Machine learning for metagenomics: methods and tools
Hayssam Soueidan, Macha Nikolski
While genomics is the research field relative to the study of the genome of any organism, metagenomics is the term for the research that focuses on many genomes at the same time, as typical in some sections of environmental study. Metagenomics recognizes the need to develop computational methods that enable understanding the genetic composition and activities of communities of species so complex that they can only be sampled, never completely characterized.

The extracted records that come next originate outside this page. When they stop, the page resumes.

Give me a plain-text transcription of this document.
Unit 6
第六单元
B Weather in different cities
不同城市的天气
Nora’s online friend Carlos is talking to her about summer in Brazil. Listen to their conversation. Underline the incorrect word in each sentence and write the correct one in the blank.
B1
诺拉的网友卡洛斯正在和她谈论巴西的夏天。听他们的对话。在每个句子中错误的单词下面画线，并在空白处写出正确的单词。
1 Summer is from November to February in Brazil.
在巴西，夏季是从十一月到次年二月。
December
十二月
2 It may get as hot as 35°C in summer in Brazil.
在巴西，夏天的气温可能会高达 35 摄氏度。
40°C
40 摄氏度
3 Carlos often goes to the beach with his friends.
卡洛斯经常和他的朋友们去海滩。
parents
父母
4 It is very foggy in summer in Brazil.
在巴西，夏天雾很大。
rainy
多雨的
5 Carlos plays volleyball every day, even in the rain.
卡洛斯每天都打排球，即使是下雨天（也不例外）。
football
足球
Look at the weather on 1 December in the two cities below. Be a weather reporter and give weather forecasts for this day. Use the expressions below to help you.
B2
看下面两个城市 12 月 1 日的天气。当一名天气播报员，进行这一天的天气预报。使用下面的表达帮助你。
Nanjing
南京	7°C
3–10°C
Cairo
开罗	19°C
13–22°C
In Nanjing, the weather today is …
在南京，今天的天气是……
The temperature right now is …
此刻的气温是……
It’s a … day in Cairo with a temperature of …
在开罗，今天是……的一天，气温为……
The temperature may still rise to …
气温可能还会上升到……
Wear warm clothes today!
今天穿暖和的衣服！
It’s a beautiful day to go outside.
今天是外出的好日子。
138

Machine learning currently offers some of the most computationally efficient tools for building predictive models for classification of biological data. Various biological applications cover the entire spectrum of machine learning problems including supervised learning, unsupervised learning (or clustering), and model construction. Moreover, most of biological data — and this is the case for metagenomics — are both unbalanced and heterogeneous, thus meeting the current challenges of machine learning in the era of Big Data.
The goal of this revue is to examine the contribution of machine learning techniques for metagenomics, that is answer the question “to what extent does machine learning contribute to the study of microbial communities and environmental samples?” We will first briefly introduce the scientific fundamentals of machine learning. In the following sections we will illustrate how these techniques are helpful in answering questions of metagenomic data analysis. We will describe a certain number of methods and tools to this end, though we will not cover them exhaustively. Finally, we will speculate on the possible future directions of this research.